The UC Python UDTF Advantage

  • Write once in Python; call anywhere—works across sessions, SQL warehouses, UC clusters, and pipelines.
  • Discover via system tables or Catalog Explorer.
  • Share under full UC governance.
  • Manage permissions with grant/revoke controls.
  • LakeGuard isolation ensures secure, sandboxed execution with temporary disk/network access.

---

Quick Start Example: IP Address Matching

Problem:

Matching IPs against network CIDR blocks in SQL is tough due to missing native CIDR logic.

Solution:

Use UC Python UDTFs with Python’s `ipaddress` module to:

  • Accept a table of IP logs as input.
  • Load CIDR block list once per partition.
  • Test each IP for membership in known networks.
  • Return enriched log data with match results.

---

Benefits for Teams

This UC-based approach:

  • Makes Python logic widely reusable and centrally governed.
  • Integrates seamlessly into varied analytics workflows.

---

AiToEarn Integration Opportunity

If your workflow includes publishing reports/insights, AiToEarn adds:

  • AI-powered content creation.
  • Cross-platform publishing.
  • Integrated analytics and model ranking.

---

Step-by-Step

1. Sample Data

IPv4 and IPv6 addresses:

| log_id | ip_address | network | ip_version |

|--------|------------|---------|------------|

| log1 | 192.168.1.100 | 192.168.0.0/16 | 4 |

| log2 | 10.0.0.5 | 10.0.0.0/8 | 4 |

| log3 | 172.16.0.10 | 172.16.0.0/12 | 4 |

| log4 | 8.8.8.8 | null | 4 |

| log5 | 2001:db8::1 | 2001:db8::/32 | 6 |

| log6 | 2001:db8:85a3::8a2e:370:7334 | 2001:db8::/32 | 6 |

| log7 | fe80::1 | fe80::/10 | 6 |

| log8 | ::1 | ::1/128 | 6 |

| log9 | 2001:db8:1234:5678::1 | 2001:db8::/32 | 6 |

---

2. Define UDTF Class

  • Use `t TABLE` to accept flexible schemas.
  • Initialize heavy resources in `__init__` (once per partition).
  • Implement row-by-row matching in `eval()`.
  • Specify the class in SQL with HANDLER.

---

3. Register in Unity Catalog

Once registered, call via:

SELECT * FROM TABLE(ip_cidr_matcher(my_ip_logs))

---

Output Example

Enriched IP dataset with matched networks and IP versions (see table above).
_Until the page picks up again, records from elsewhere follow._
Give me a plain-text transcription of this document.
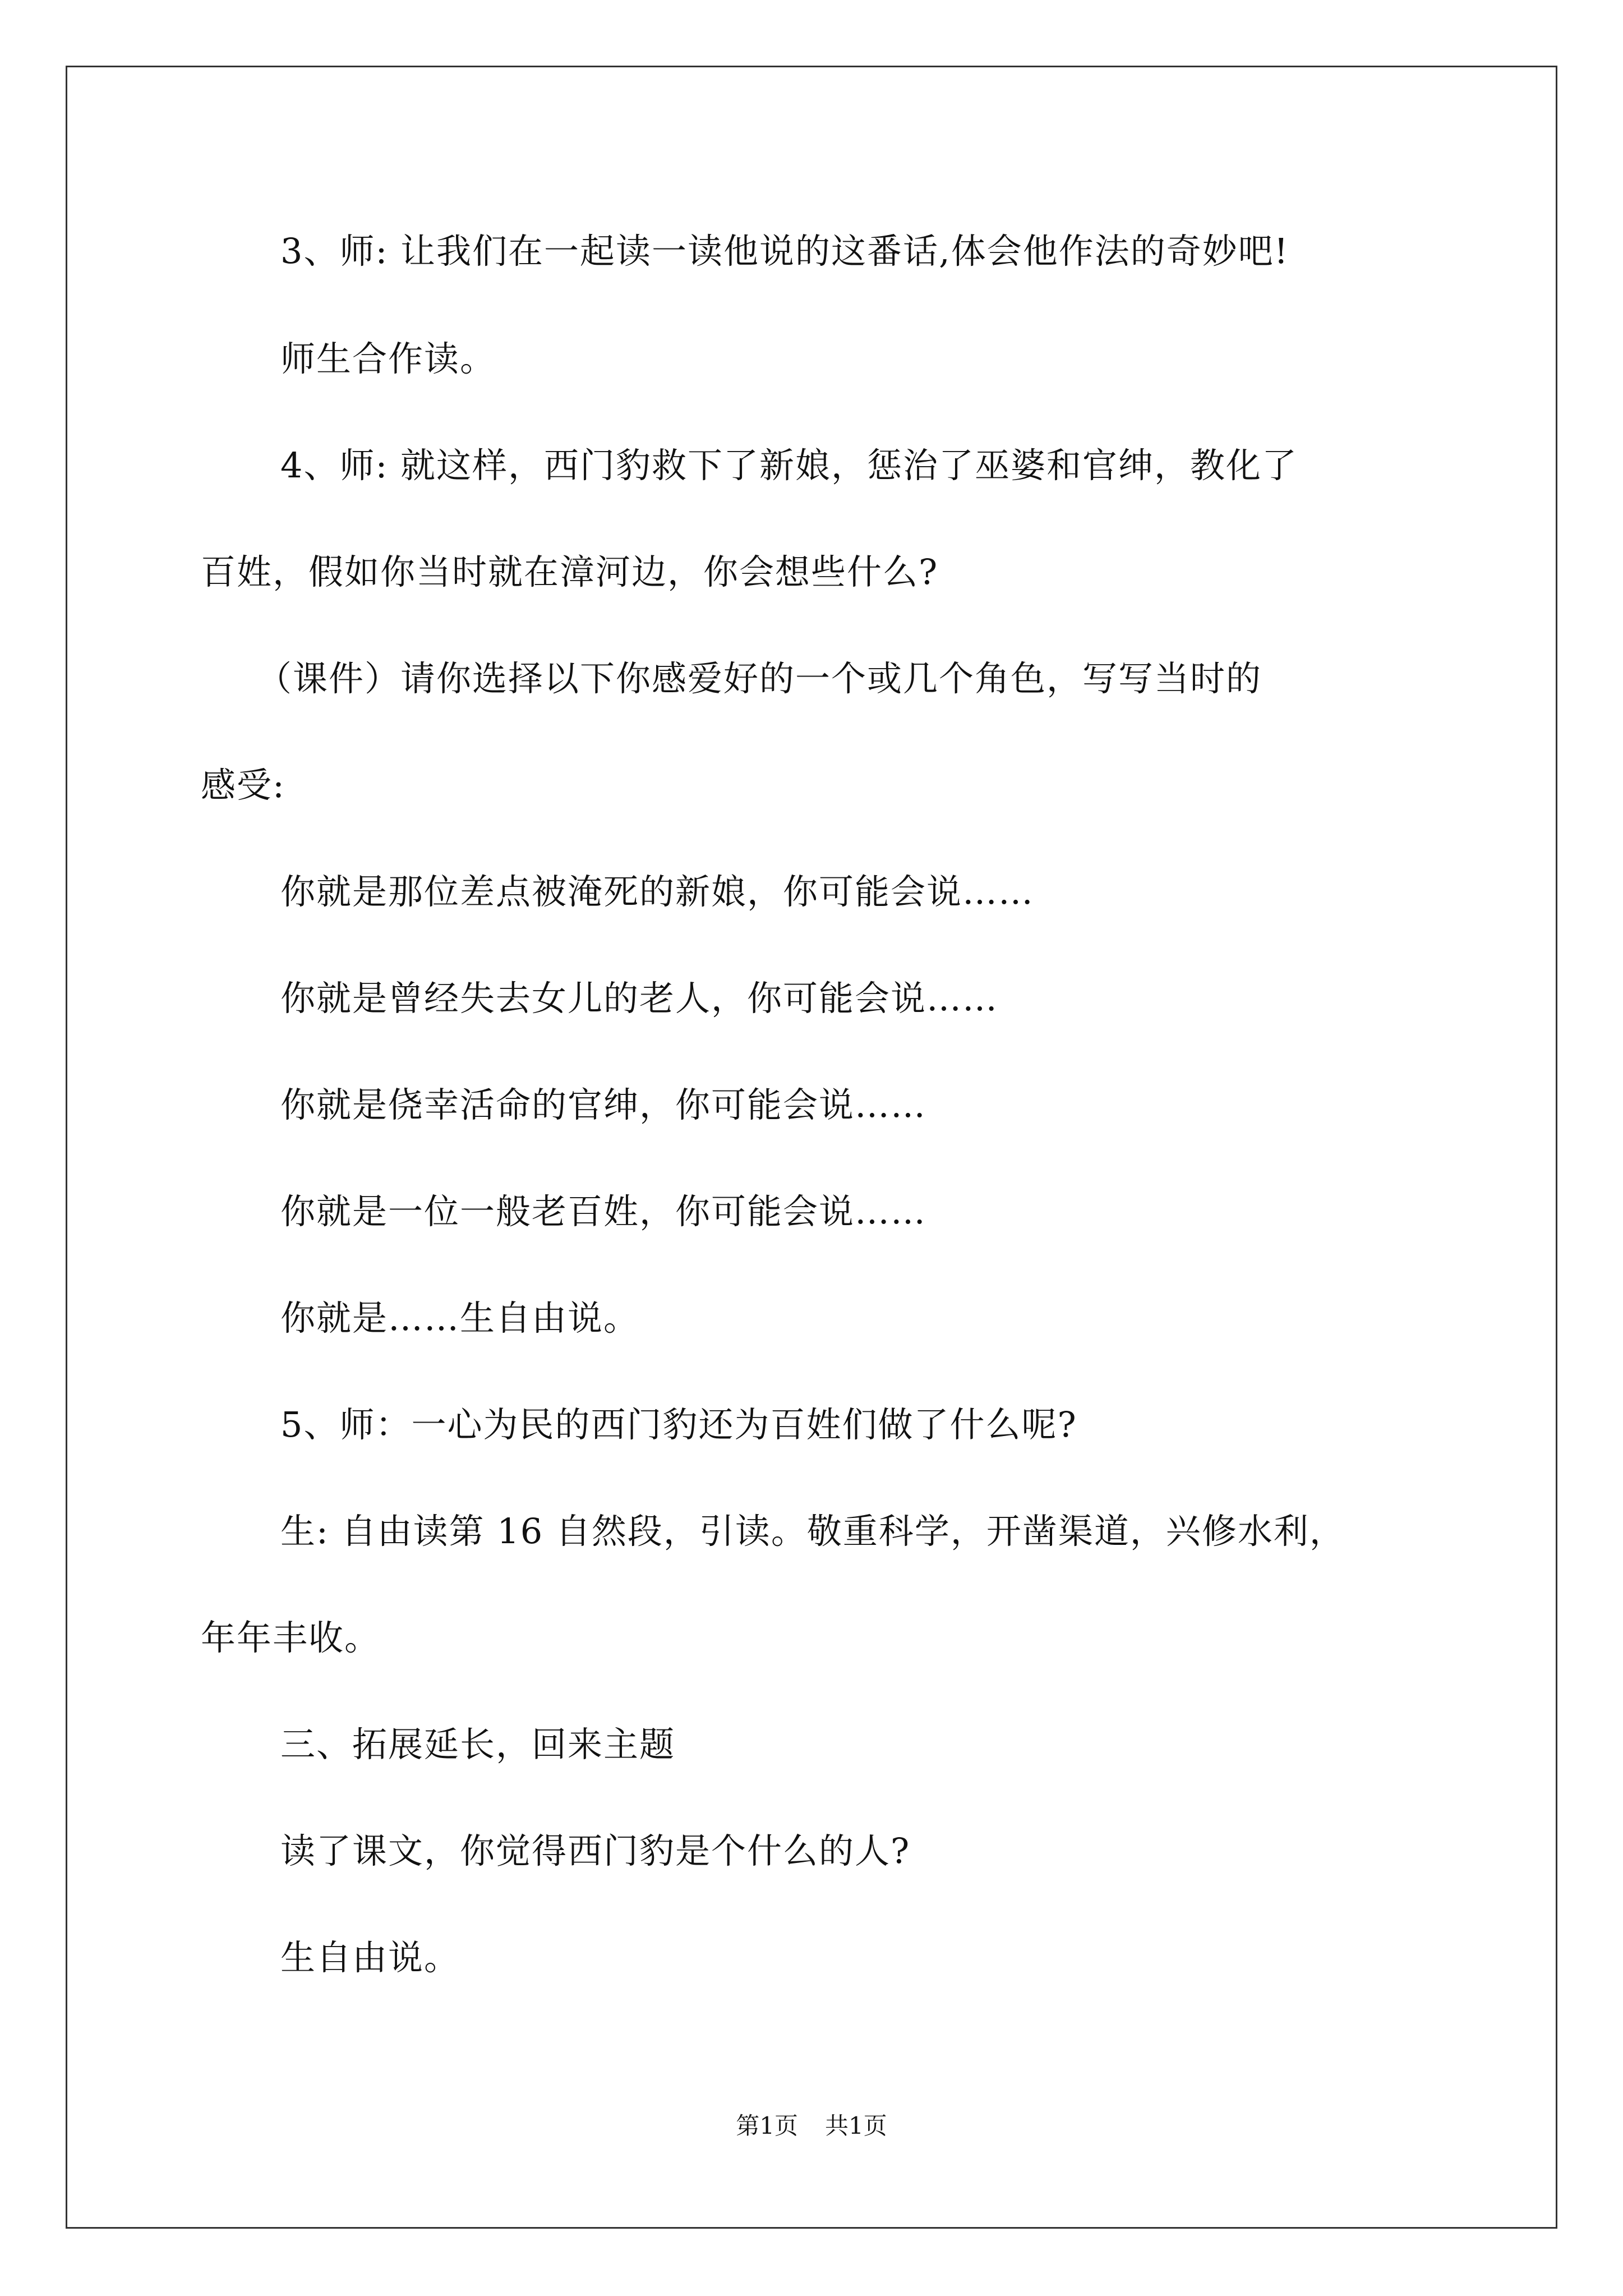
3、师: 让我们在一起读一读他说的这番话,体会他作法的奇妙吧!
师生合作读。
4、师: 就这样，西门豹救下了新娘，惩治了巫婆和官绅，教化了
百姓，假如你当时就在漳河边，你会想些什么?
（课件）请你选择以下你感爱好的一个或几个角色，写写当时的
感受:
你就是那位差点被淹死的新娘，你可能会说……
你就是曾经失去女儿的老人，你可能会说……
你就是侥幸活命的官绅，你可能会说……
你就是一位一般老百姓，你可能会说……
你就是……生自由说。
5、师：一心为民的西门豹还为百姓们做了什么呢?
生: 自由读第 16 自然段，引读。敬重科学，开凿渠道，兴修水利，
年年丰收。
三、拓展延长，回来主题
读了课文，你觉得西门豹是个什么的人?
生自由说。
第1页 共1页
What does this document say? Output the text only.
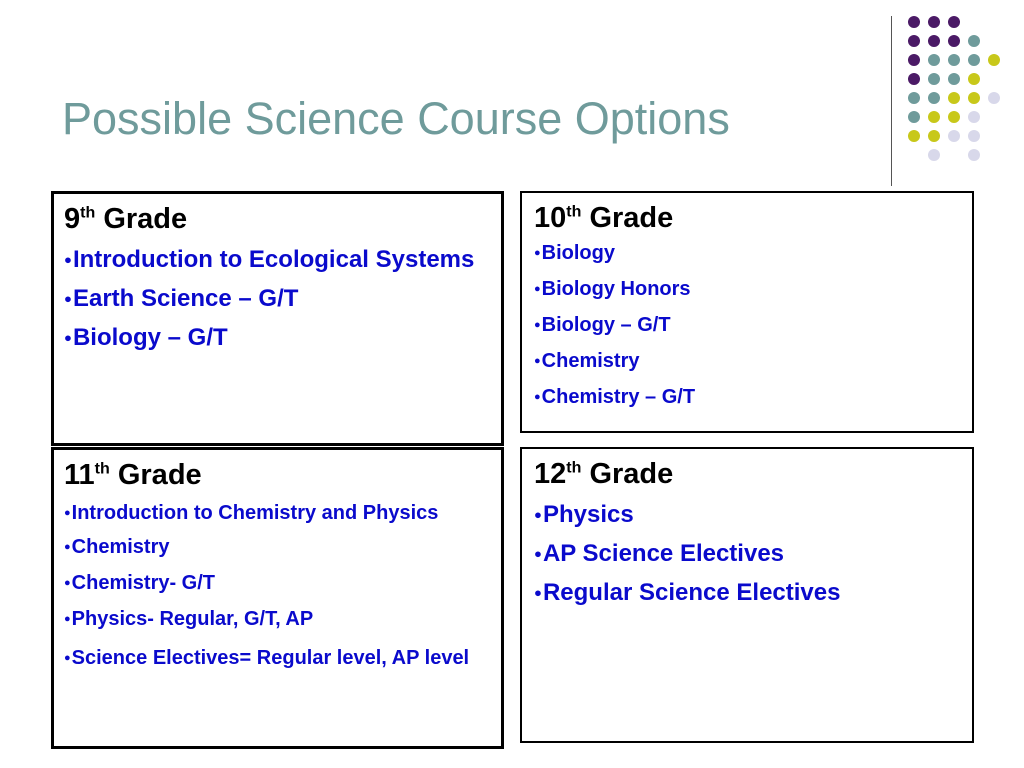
Possible Science Course Options
9th Grade
●Introduction to Ecological Systems
●Earth Science – G/T
●Biology – G/T
10th Grade
●Biology
●Biology Honors
●Biology – G/T
●Chemistry
●Chemistry – G/T
11th Grade
●Introduction to Chemistry and Physics
●Chemistry
●Chemistry- G/T
●Physics- Regular, G/T, AP
●Science Electives= Regular level, AP level
12th Grade
●Physics
●AP Science Electives
●Regular Science Electives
The schema-agnostic design allows reuse across multiple datasets.

---

Conclusion

Python UDTFs in Unity Catalog give you:

  • Centralized governance
  • High performance for partition-based heavy logic
  • Schema flexibility
  • Easy SQL integration

For extended publishing workflows, AiToEarn bridges data analysis outputs with global, multi-platform distribution—connecting technical insights to real-world audiences.

Read more

Translate the following blog post title into English, concise and natural. Return plain text only without quotes. 哈佛大学 R 编程课程介绍

Harvard CS50: Introduction to Programming with R Harvard University offers exceptional beginner-friendly computer science courses. We’re excited to announce the release of Harvard CS50’s Introduction to Programming in R, a powerful language widely used for statistical computing, data science, and graphics. This course was developed by Carter Zenke.